Case Study: Integration

Empire State Building

A lot of coordination is required to miniaturize the world’s most iconic building
A lot of coordination is required to miniaturize the world’s most iconic building

Empire State Building


Design & Concept
Thinc Design

Lighting Designer
The Lighting Practice

Kubik Maltbie

Model Maker
Richard Tenguerian

Lighting Systems Integration


August 26, 2019



The Empire State Realty Trust and famed architectural model builder Richard Tenguerian worked together on a brand new visitor center inside the first floor of the iconic building.

The crown jewel of the newly redesigned space is a 23.6 foot building model by Richard Tenguerian. The model is unprecedented in size for an architecturally accurate model with this level of detail and features 6514 windows (the same amount as the actual Empire State Building). Nearly every brick and feature of the real building has been replicated in this meticulous and stunning model.


Atom Arts (formerly Connect Interactives) worked with Kubik and Richard’s studio to design, build and install an LED system for the top of the model that mirrors the colors of the LED tower lights and can replicate the building’s light shows. This was difficult considering the size of the model, heat constraints, control, data management, and other physical accessibility and construction related issues.

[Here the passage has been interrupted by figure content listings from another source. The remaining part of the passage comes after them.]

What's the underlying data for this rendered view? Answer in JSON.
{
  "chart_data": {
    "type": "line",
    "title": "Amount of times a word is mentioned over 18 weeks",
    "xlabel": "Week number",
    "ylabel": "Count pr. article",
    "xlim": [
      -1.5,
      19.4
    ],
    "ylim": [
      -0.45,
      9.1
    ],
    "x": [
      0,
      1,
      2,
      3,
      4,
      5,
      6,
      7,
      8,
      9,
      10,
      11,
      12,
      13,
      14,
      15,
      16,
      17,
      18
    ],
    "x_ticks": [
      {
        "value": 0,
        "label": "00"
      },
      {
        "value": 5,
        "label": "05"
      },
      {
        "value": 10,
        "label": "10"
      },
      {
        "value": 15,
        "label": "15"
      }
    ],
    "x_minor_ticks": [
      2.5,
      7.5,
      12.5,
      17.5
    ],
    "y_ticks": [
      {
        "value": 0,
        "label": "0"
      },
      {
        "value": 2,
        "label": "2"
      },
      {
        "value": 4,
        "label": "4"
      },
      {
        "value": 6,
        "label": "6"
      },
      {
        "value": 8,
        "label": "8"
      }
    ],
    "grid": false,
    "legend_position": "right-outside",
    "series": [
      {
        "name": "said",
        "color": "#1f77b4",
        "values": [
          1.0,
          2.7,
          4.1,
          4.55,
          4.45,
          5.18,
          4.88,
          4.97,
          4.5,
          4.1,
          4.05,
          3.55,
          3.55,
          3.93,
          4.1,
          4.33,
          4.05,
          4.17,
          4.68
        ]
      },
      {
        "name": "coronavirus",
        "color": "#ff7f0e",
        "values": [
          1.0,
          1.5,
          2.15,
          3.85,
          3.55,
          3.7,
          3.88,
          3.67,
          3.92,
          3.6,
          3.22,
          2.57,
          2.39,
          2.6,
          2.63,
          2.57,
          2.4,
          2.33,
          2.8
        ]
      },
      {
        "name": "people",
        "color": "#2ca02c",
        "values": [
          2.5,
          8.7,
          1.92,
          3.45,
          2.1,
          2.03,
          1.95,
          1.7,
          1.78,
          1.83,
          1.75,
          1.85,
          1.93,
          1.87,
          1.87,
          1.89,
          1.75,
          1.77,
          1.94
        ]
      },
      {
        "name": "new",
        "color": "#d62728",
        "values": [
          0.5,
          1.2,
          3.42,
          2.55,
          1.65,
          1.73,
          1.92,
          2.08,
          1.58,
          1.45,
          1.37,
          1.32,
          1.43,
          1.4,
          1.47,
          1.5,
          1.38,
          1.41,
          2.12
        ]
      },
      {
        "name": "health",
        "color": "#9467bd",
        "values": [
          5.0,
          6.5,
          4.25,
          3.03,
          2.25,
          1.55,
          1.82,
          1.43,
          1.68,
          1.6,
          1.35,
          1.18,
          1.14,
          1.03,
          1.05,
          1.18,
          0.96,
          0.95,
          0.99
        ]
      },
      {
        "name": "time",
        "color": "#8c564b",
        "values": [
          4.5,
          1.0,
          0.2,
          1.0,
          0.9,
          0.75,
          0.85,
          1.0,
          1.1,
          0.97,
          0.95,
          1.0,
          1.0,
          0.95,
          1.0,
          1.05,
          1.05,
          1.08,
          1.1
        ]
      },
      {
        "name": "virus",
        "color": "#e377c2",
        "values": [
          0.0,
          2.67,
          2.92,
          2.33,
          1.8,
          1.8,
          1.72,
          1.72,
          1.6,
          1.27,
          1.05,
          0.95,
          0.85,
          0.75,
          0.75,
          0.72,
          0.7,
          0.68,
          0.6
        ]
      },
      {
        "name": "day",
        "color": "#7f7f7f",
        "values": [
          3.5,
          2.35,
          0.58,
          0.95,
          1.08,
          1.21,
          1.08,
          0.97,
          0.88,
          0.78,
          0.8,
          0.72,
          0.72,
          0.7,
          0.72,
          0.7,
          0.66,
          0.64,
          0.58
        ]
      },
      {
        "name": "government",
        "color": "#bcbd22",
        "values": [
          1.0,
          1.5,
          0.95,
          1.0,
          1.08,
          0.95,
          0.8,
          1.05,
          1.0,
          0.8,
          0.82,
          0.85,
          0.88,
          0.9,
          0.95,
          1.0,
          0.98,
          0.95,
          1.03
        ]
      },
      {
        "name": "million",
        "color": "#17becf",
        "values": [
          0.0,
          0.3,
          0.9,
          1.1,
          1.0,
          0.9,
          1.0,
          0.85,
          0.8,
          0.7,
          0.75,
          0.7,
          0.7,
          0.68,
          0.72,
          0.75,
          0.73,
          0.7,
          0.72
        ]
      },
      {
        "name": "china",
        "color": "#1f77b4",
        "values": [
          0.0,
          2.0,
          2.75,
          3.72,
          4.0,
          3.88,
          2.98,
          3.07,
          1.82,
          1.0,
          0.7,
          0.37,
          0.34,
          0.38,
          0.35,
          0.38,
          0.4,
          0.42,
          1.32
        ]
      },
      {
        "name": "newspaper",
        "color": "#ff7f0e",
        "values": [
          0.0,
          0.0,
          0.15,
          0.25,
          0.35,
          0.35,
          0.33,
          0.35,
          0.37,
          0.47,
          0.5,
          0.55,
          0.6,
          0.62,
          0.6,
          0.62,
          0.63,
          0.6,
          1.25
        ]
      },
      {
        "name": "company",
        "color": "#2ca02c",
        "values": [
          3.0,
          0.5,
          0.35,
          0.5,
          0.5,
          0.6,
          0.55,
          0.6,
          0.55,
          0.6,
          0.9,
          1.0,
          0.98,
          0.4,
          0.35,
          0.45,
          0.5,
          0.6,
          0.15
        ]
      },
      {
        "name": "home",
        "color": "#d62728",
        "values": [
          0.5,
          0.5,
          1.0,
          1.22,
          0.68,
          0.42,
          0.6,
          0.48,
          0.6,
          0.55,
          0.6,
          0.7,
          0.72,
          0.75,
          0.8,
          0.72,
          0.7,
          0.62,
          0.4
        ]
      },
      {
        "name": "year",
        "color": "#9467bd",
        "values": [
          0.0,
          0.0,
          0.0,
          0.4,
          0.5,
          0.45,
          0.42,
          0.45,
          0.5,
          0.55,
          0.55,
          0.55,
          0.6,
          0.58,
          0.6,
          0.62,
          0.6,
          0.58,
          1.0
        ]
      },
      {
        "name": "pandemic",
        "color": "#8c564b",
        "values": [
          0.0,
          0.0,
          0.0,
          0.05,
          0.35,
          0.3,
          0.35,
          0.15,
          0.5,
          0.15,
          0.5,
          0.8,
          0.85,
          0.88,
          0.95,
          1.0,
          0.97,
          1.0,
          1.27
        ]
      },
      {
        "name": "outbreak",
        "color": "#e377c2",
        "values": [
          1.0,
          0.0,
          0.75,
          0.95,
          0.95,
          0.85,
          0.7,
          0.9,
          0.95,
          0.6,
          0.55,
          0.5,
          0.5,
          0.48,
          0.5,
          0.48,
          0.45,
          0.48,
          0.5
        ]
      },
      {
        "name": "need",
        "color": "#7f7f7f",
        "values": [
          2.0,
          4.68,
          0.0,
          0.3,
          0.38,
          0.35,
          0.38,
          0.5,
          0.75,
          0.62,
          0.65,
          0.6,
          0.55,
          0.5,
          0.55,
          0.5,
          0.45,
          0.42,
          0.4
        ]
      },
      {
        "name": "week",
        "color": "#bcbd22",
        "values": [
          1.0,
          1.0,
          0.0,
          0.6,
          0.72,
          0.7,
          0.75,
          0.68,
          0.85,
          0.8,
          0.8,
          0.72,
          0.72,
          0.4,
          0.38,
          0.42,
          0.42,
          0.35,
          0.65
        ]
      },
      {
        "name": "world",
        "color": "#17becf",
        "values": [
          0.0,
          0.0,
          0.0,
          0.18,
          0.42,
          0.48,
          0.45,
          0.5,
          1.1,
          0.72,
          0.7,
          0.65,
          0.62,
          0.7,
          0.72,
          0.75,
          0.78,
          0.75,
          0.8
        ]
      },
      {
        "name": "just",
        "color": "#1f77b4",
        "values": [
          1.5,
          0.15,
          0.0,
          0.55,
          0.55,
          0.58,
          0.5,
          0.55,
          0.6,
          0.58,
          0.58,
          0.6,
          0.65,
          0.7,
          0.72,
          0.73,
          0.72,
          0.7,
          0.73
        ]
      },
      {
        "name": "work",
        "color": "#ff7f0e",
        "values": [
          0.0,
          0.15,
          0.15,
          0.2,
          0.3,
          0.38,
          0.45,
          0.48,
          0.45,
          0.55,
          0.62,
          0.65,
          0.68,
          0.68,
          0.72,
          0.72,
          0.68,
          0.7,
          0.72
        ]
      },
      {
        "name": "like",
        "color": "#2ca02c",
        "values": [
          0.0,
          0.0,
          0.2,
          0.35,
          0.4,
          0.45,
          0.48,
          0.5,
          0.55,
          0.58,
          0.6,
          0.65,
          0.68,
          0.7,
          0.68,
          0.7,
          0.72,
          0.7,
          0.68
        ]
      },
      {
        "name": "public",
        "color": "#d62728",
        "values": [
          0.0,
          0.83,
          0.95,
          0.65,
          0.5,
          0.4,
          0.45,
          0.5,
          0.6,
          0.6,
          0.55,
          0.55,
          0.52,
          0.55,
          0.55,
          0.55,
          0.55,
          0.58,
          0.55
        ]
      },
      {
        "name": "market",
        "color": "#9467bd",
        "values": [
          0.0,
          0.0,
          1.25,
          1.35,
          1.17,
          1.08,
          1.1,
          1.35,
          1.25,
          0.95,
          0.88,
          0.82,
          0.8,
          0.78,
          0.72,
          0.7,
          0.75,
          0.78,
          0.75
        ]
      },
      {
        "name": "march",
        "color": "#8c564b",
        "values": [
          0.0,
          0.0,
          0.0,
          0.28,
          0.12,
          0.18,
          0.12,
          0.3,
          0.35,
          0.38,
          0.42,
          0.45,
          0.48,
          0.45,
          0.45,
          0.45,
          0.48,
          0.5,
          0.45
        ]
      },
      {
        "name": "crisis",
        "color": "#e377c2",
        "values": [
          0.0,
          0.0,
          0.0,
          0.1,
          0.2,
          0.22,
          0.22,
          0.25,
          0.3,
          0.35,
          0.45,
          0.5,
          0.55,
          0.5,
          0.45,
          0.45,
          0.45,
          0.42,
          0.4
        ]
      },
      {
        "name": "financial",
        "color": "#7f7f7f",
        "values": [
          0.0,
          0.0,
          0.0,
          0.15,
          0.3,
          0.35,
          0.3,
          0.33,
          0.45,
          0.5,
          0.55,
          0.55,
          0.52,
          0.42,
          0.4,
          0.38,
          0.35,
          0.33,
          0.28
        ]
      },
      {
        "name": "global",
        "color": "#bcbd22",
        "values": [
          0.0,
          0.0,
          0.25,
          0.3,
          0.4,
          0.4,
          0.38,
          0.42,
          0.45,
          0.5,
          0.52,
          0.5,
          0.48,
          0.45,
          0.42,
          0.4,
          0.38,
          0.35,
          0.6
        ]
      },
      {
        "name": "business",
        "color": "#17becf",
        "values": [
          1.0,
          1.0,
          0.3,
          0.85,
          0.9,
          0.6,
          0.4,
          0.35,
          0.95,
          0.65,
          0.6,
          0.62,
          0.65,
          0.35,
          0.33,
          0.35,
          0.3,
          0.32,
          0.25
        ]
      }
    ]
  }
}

Multiple lighting systems, ranging from totally custom to off the shelf to fully custom were compared and stress tested. Ultimately, we implemented, and installed a solution that worked for all the requirements and control systems involved. Visitors to the Empire State Building can finally learn about the building they are in, in a way that wasn’t possible before!

Andrew helped us recreate the complex LED lighting system of a famous landmark structure at 1/25th scale for a special exhibition. His diligence, thoroughness and collaborative approach to problem-solving made the model lighting system about as agile as the original. We look forward to working with him again.